With $7.5 million of Series A funding in hand and a Series B round on deck, Cellworks Group Inc. is advancing lead drug CWG952 toward the clinic for rheumatoid arthritis.

The drug is a combination of three existing compounds, all of which either are or will soon be generic, and none of which are used for arthritis. The three drugs are dosed subtherapeutically, and preclinical studies have shown up to a 70 percent impact on disease progression. Cellworks co-founder and president, Pradeep Fernandes, said CWG952's efficacy is "similar" to Enbrel (etanercept, Amgen Inc.) but with a small molecule rather than an expensive, side-effect-ridden biologic – and it is designed to work in patients who don't respond to anti-TNF-alpha treatments.

The concept of combining low doses of proven drugs for a new indication has been seen before with Qnexa (phentermine/topiramate, Vivus Inc.) and Contrave (naltrexone/bupropion, Orexigen Therapeutics Inc.) for obesity.
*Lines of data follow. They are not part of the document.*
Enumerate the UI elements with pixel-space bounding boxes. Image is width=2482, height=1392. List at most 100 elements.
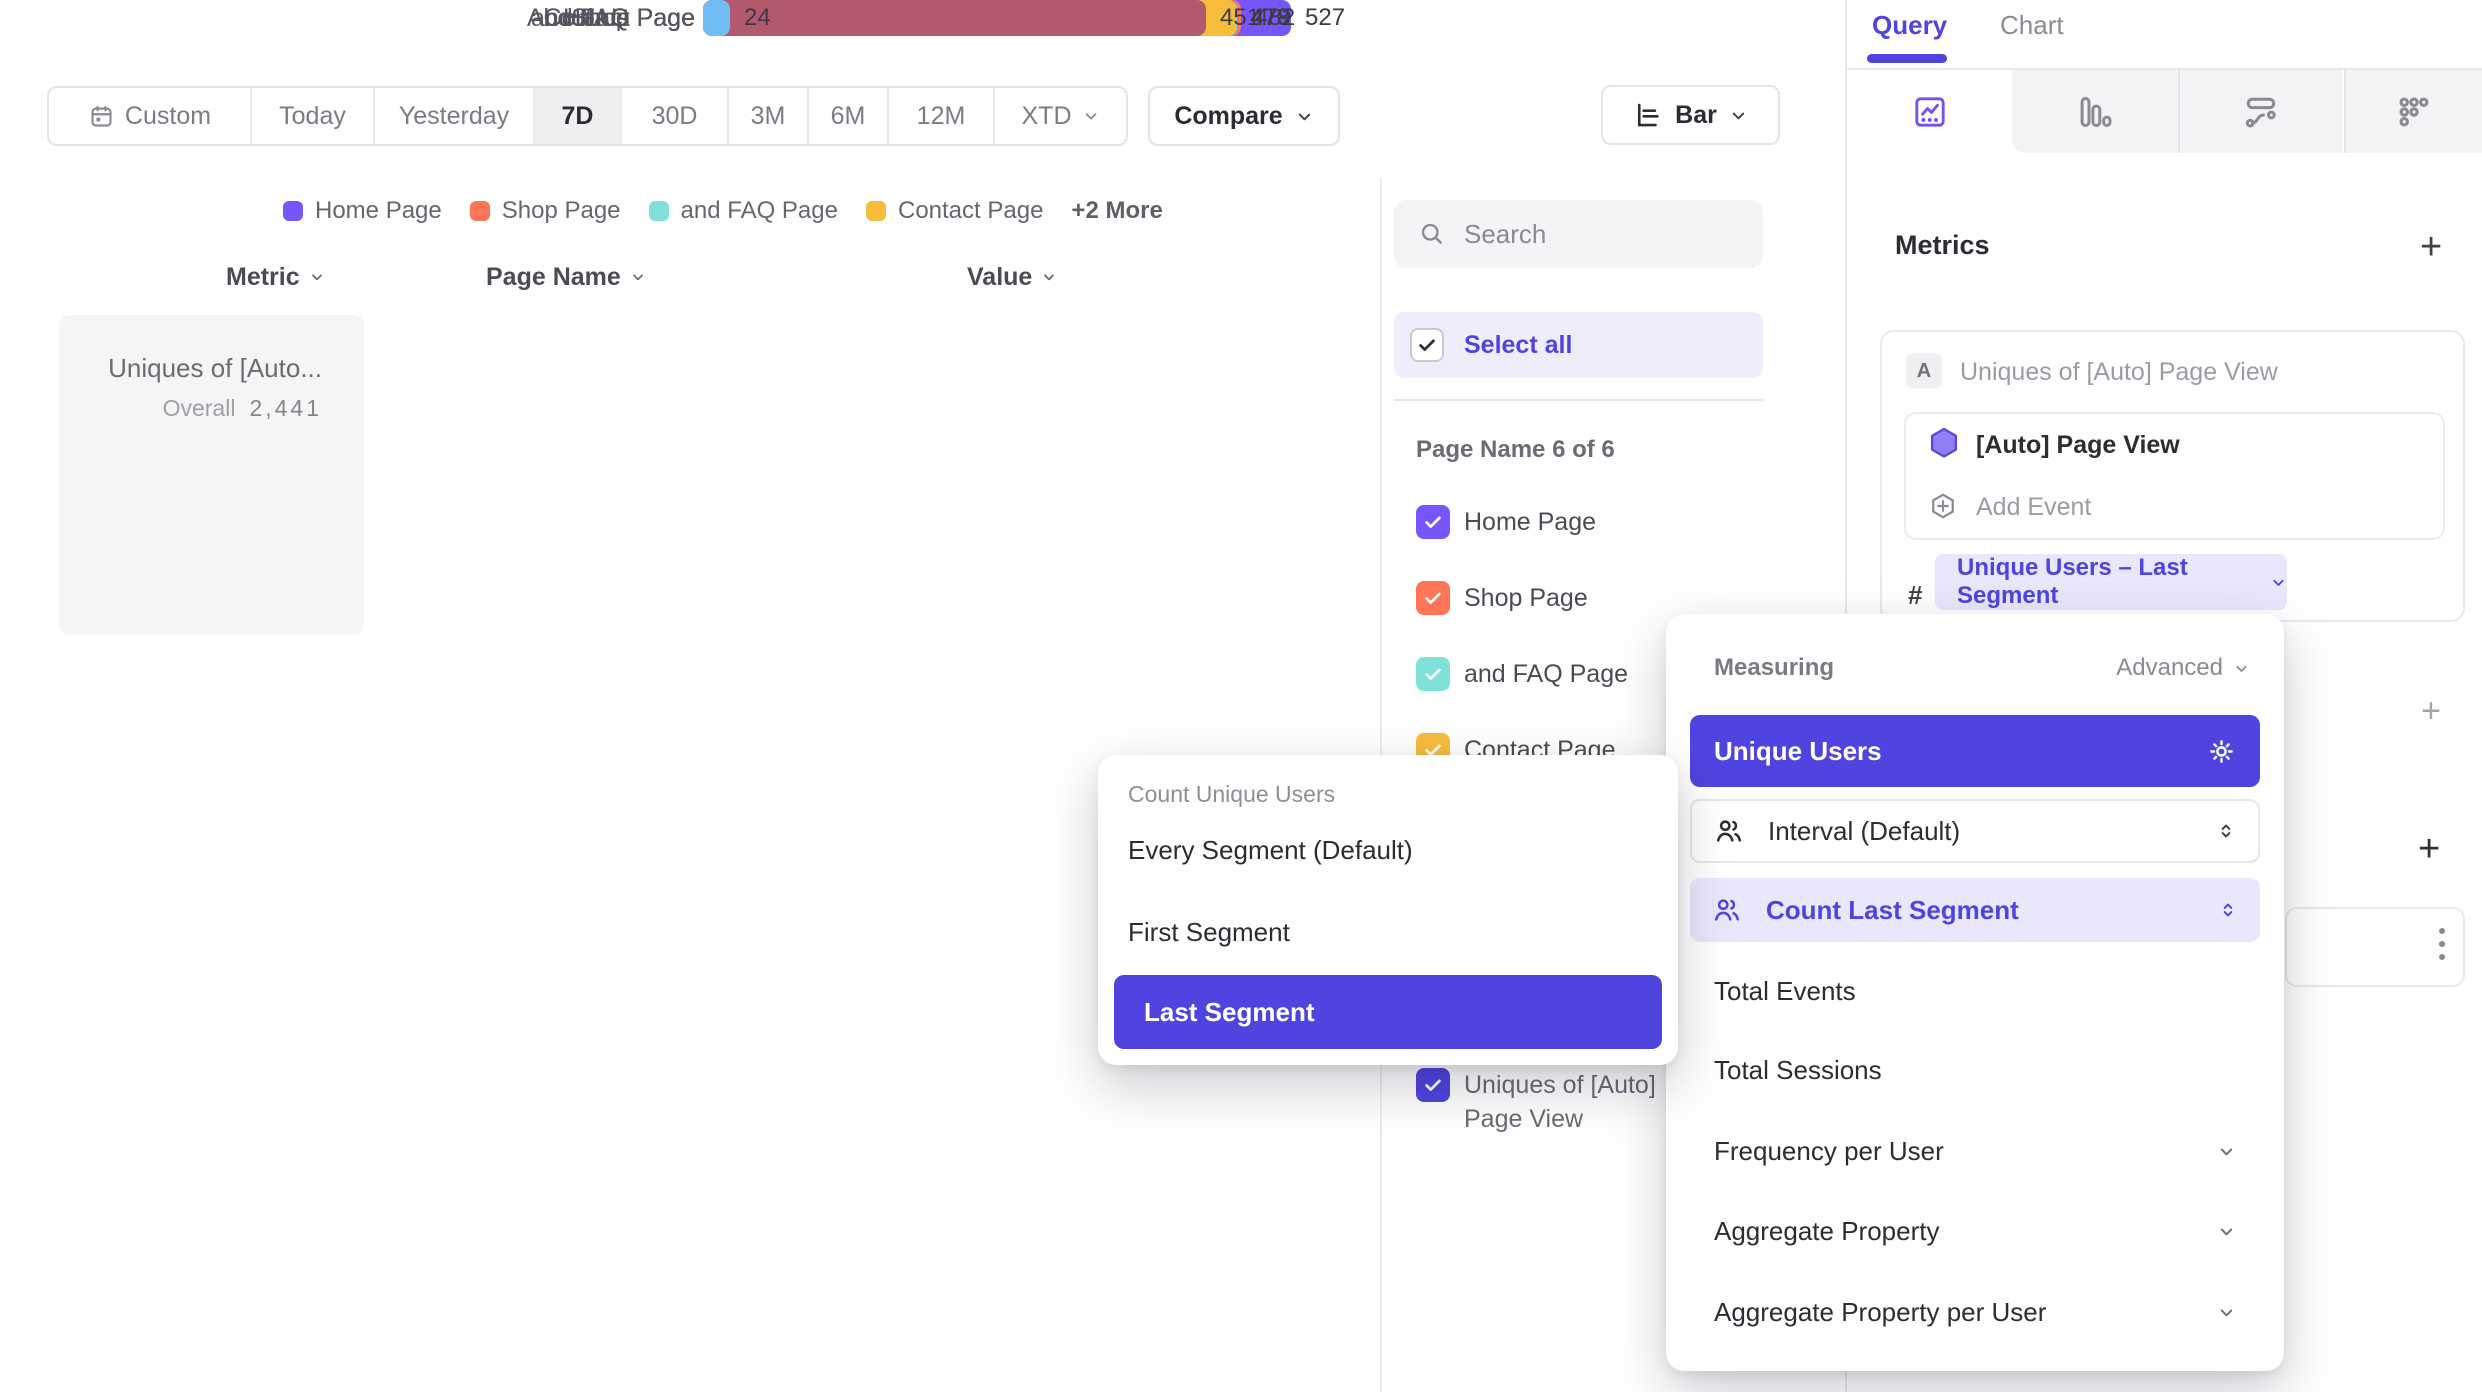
count-segment-label: Count Last Segment — [1766, 894, 2019, 925]
measure-option-total-sessions[interactable]: Total Sessions — [1714, 1055, 1882, 1085]
filter-item-home-page[interactable]: Home Page — [1416, 505, 1763, 539]
date-range-xtd[interactable]: XTD — [995, 88, 1126, 144]
legend-swatch — [469, 201, 490, 221]
bar-about-us-page[interactable] — [703, 0, 1206, 36]
table-row[interactable]: About Us Page 451 — [365, 0, 1395, 36]
charttype-tab-retention[interactable] — [2346, 70, 2482, 153]
interval-selector[interactable]: Interval (Default) — [1690, 799, 2260, 863]
up-down-chevrons-icon — [2221, 824, 2231, 838]
calendar-icon — [88, 103, 115, 130]
date-range-yesterday[interactable]: Yesterday — [375, 88, 535, 144]
measure-option-label: Unique Users — [1714, 735, 1882, 766]
retention-dots-icon — [2399, 97, 2429, 126]
breakdown-row-card[interactable] — [2285, 907, 2465, 987]
legend-label: Home Page — [315, 197, 442, 224]
date-range-label: 12M — [916, 101, 966, 130]
date-range-3m[interactable]: 3M — [729, 88, 809, 144]
chevron-down-icon — [1295, 107, 1314, 126]
measuring-title: Measuring — [1714, 654, 1835, 681]
chevron-down-icon — [2220, 1228, 2233, 1236]
tab-chart[interactable]: Chart — [2000, 10, 2064, 40]
row-category: Contact Page — [543, 4, 696, 32]
filter-item-uniques-metric[interactable]: Uniques of [Auto] Page View — [1416, 1068, 1716, 1136]
legend-item[interactable]: Contact Page — [865, 197, 1043, 225]
event-card[interactable]: [Auto] Page View Add Event — [1904, 412, 2445, 540]
date-range-today[interactable]: Today — [252, 88, 375, 144]
date-range-group: Custom Today Yesterday 7D 30D 3M 6M 12M … — [47, 86, 1128, 146]
filter-item-label: and FAQ Page — [1464, 659, 1629, 688]
bar-faq-page[interactable] — [703, 0, 730, 36]
segment-option-first[interactable]: First Segment — [1128, 917, 1290, 947]
up-down-chevrons-icon — [2223, 903, 2233, 917]
add-breakdown-button[interactable]: + — [2418, 828, 2441, 870]
tab-separator — [2178, 70, 2180, 153]
column-header-page-name[interactable]: Page Name — [486, 260, 646, 294]
measure-option-aggregate-property-per-user[interactable]: Aggregate Property per User — [1714, 1290, 2236, 1334]
date-range-6m[interactable]: 6M — [809, 88, 889, 144]
people-icon — [1715, 899, 1739, 921]
date-range-12m[interactable]: 12M — [889, 88, 995, 144]
legend-more[interactable]: +2 More — [1071, 197, 1162, 225]
legend-item[interactable]: and FAQ Page — [648, 197, 838, 225]
search-icon — [1418, 220, 1446, 248]
select-all-label: Select all — [1464, 330, 1573, 359]
metric-card[interactable]: A Uniques of [Auto] Page View [Auto] Pag… — [1880, 330, 2465, 622]
measure-option-aggregate-property[interactable]: Aggregate Property — [1714, 1209, 2236, 1253]
charttype-tab-flows[interactable] — [2180, 70, 2342, 153]
row-category: Home Page — [562, 4, 695, 32]
search-input[interactable]: Search — [1394, 200, 1763, 268]
advanced-toggle[interactable]: Advanced — [2116, 654, 2250, 682]
charttype-tab-funnels[interactable] — [2012, 70, 2178, 153]
checkbox-checked[interactable] — [1416, 581, 1450, 615]
more-options-icon[interactable] — [2439, 928, 2445, 960]
metric-badge: A — [1906, 353, 1942, 389]
people-icon — [1717, 820, 1741, 842]
compare-button[interactable]: Compare — [1148, 86, 1340, 146]
chevron-down-icon — [1044, 274, 1055, 281]
add-filter-button[interactable]: + — [2421, 692, 2441, 730]
funnel-bars-icon — [2080, 96, 2112, 127]
select-all-row[interactable]: Select all — [1394, 312, 1763, 378]
measure-option-frequency-per-user[interactable]: Frequency per User — [1714, 1129, 2236, 1173]
column-header-label: Metric — [226, 262, 300, 291]
row-category: FAQ Page — [579, 4, 695, 32]
measuring-menu: Measuring Advanced Unique Users Interval… — [1666, 614, 2284, 1371]
segment-menu-title: Count Unique Users — [1128, 781, 1336, 807]
legend-item[interactable]: Home Page — [283, 197, 442, 225]
add-metric-button[interactable]: + — [2420, 226, 2443, 268]
date-range-label: Yesterday — [398, 101, 510, 130]
active-tab-indicator — [1867, 54, 1947, 63]
legend-swatch — [283, 201, 303, 221]
column-header-value[interactable]: Value — [967, 260, 1057, 294]
flow-icon — [2245, 97, 2276, 127]
add-event-button[interactable]: Add Event — [1976, 493, 2092, 521]
row-value: 527 — [1305, 4, 1346, 31]
date-range-custom[interactable]: Custom — [49, 88, 252, 144]
chart-type-button[interactable]: Bar — [1601, 85, 1780, 145]
filter-item-shop-page[interactable]: Shop Page — [1416, 581, 1763, 615]
metric-summary-cell[interactable]: Uniques of [Auto... Overall 2,441 — [59, 315, 364, 635]
date-range-30d[interactable]: 30D — [622, 88, 729, 144]
filter-item-and-faq-page[interactable]: and FAQ Page — [1416, 657, 1763, 691]
select-all-checkbox[interactable] — [1410, 328, 1444, 362]
charttype-tab-insights[interactable] — [1847, 70, 2012, 153]
event-name[interactable]: [Auto] Page View — [1976, 431, 2180, 459]
measure-option-unique-users[interactable]: Unique Users — [1690, 715, 2260, 787]
measure-option-total-events[interactable]: Total Events — [1714, 976, 1856, 1006]
count-segment-selector[interactable]: Count Last Segment — [1690, 878, 2260, 942]
gear-icon[interactable] — [2207, 737, 2236, 766]
column-header-metric[interactable]: Metric — [226, 260, 325, 294]
table-row[interactable]: FAQ Page 24 — [365, 0, 1395, 36]
measure-selector[interactable]: Unique Users – Last Segment — [1935, 554, 2287, 610]
legend-item[interactable]: Shop Page — [469, 197, 621, 225]
count-segment-menu: Count Unique Users Every Segment (Defaul… — [1098, 755, 1678, 1065]
checkbox-checked[interactable] — [1416, 1068, 1450, 1102]
interval-label: Interval (Default) — [1768, 815, 1961, 846]
date-range-7d[interactable]: 7D — [535, 88, 622, 144]
tab-query[interactable]: Query — [1872, 10, 1948, 40]
segment-option-last-selected[interactable]: Last Segment — [1114, 975, 1662, 1049]
checkbox-checked[interactable] — [1416, 505, 1450, 539]
column-header-label: Value — [967, 262, 1033, 291]
segment-option-every[interactable]: Every Segment (Default) — [1128, 835, 1413, 865]
checkbox-checked[interactable] — [1416, 657, 1450, 691]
Fernandes agreed their progress has been a "good sign" for CWG952, but he said Cellworks' drug is "even more beautiful" because it tapped Cellworks' platform technology to combine three drugs from different indications that work synergistically toward the same phenotype.

That platform is what differentiates Cellworks, and the biotech's co-founder and CEO Taher Abbasi is quick to point out that it's "not a discovery engine – it's a design engine. Discovery is something you find; we rationally design drugs."

That design engine consists of a digital library with data from more than 100 existing molecularly targeted compounds in 1 million in vivo studies. Cellworks runs various combinations of compounds at various concentrations.

"This is not similar to a cell screen, it is actually a disease model," Fernandes said. Abbasi added that while typical screens might look at one biomarker or phenotype, Cellworks can look at a range of biomarkers and endpoints.

The approach arose out of Fernandes and Abbasi's experience in the software and semiconductor industries at companies like Cadence Design Systems Inc., Get2Chip Inc. and Synopsys Inc.

Fernandes founded Get2Chip, which made synthesis tools for system-on-chip design and was acquired by Cadence for $120 million.

Fernandes explained that when you have more than 1 billion transistors on a chip, a key issue is figuring out "how you model such a complex beast."

How do you simulate outcomes, test it, capture input, validate it and annotate it? After using various technologies and algorithms to address such questions, Fernandes and Abbasi wondered if those same answers could be applied to another complex field: life sciences, and specifically, proteomics.

"We wanted to bring more predictability into life sciences," Fernandes explained.

Cellworks was founded in 2005 with the help of Shireen Vali, a neurobiologist from the University of California at Davis, who became the start-up's chief scientific officer. The team worked together to marry semiconductor algorithms with proteomics and created a platform that could emulate human physiology and predict the in vivo effects of various drug combinations.

Saratoga, Calif.-based Cellworks raised a $5 million Series A round in 2009, led by Artiman Ventures with support from friends and family. It advanced CWG952 into investigational new drug-enabling studies, moving from the start of screening to preclinical validation in less than nine months.

The company also designed a second combination compound for rheumatoid arthritis as well as two for cancer.

Cellworks also has an antibacterial program and has done some work for AstraZeneca plc under a partnership. But in general, Cellworks has no intention of being a service provider; the biotech plans to use its platform to develop its own combinations of existing compounds, which it will seek to partner after proof of concept.

How quickly it gets that proof-of-concept data depends on the outcome of its current fundraising activities. Abbasi said Cellworks is "initiating Series B activity" and would likely seek venture support.

Although it's rare to see a venture-backed biotech spend money on anything except its pipeline, Cellworks and investor Artiman also collaborate on a nonprofit initiative called Youth Science research initiative Program. The month-long program is conducted annually in California and Bangalore and combines lectures, guest speakers, interactive workshops and immersion at biotech companies.

Abbasi said the program arose from a desire to show high school and early college students that they can do more with a science degree than become a doctor.